You have no cause to fear me.
You are not here by my will, it is true; for I have enough men with me to do the will of my Lord; but since you have come for love of the Dauphin, who soon must be crowned King, you are welcome indeed; and I know that you will live to serve him faithfully, though in the present you have foes at Court who turn his heart from you." So again she saw what lay beyond our ken, and which the future has brought to light.

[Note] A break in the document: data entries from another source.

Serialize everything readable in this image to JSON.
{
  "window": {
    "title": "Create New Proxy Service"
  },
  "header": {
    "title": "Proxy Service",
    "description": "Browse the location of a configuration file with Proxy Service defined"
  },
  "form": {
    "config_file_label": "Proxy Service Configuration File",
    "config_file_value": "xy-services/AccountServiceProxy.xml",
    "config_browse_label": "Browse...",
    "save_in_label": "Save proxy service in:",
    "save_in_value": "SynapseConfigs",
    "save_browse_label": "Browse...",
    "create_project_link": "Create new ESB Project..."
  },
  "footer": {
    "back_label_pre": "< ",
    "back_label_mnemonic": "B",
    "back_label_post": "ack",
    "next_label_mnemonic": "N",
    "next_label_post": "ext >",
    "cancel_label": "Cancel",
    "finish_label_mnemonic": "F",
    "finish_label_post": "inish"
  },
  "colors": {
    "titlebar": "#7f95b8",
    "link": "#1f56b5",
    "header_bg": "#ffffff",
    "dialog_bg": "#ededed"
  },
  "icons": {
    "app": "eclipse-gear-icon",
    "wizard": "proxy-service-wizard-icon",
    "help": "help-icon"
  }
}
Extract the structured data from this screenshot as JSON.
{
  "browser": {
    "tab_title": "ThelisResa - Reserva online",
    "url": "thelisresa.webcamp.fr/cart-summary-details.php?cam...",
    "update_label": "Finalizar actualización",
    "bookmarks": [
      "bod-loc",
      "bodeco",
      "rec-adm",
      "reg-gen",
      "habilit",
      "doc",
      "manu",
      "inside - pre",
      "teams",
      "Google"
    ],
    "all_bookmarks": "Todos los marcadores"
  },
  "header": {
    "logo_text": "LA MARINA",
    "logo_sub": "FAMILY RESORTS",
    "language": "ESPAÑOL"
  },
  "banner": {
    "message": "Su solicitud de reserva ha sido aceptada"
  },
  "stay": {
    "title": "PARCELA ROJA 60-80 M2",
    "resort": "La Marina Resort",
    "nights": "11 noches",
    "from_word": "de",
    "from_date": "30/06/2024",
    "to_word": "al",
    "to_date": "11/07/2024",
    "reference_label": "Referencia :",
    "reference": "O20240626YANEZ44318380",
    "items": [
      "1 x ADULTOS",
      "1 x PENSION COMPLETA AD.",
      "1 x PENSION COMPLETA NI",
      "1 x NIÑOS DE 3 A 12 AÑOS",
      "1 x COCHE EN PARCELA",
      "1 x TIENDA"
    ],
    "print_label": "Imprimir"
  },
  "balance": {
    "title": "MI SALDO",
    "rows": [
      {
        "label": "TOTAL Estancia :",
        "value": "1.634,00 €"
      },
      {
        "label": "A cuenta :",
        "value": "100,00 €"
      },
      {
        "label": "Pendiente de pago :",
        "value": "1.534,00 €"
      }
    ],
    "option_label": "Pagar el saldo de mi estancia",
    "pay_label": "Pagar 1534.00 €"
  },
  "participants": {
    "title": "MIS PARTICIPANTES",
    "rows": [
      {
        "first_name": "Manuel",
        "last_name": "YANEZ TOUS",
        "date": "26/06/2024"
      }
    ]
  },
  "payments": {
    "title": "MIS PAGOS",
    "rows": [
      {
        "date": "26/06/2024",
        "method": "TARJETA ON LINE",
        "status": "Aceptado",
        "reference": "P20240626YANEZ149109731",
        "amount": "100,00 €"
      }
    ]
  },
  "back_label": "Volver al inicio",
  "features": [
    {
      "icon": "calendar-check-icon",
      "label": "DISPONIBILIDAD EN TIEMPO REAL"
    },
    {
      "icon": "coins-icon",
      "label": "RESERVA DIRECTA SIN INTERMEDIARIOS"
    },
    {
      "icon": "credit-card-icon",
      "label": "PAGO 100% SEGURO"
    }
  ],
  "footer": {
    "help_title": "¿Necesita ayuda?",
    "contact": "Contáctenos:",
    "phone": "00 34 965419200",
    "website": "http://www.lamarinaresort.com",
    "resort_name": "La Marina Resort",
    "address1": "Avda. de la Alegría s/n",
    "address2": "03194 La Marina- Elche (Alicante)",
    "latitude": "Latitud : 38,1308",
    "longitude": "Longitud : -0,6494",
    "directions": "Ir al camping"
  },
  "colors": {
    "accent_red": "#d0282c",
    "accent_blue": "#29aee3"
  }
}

Alas, that she never saw the day when the King threw off his supine fear and idleness, and played the man in the conquest of his kingdom, and when De Richemont fought like a lion at his side! Yet who dare say that she did not see and did not rejoice even then? If the light came only in gleams and flashes, surely it came to her charged with an infinite joy! And now I must tell of the last exploit of this wonderful eight days' triumphal march through a hostile country--that battle of Patay, where, for the first time, the Maid met the foe in the open, and directed operations not against stone walls, as in every case before, but against an army drawn up in a plain. There had been marching and counter-marching which only a map could make clear.
What matters it the route we pursued, so long only as our progress had been attended by victory, and the fortresses cleared of foes, so that the journey of the King could now be taken in safety? Yet there was one more peril to face; for the army so long expected, under Sir John Fastolffe, was now heard of somewhere close at hand.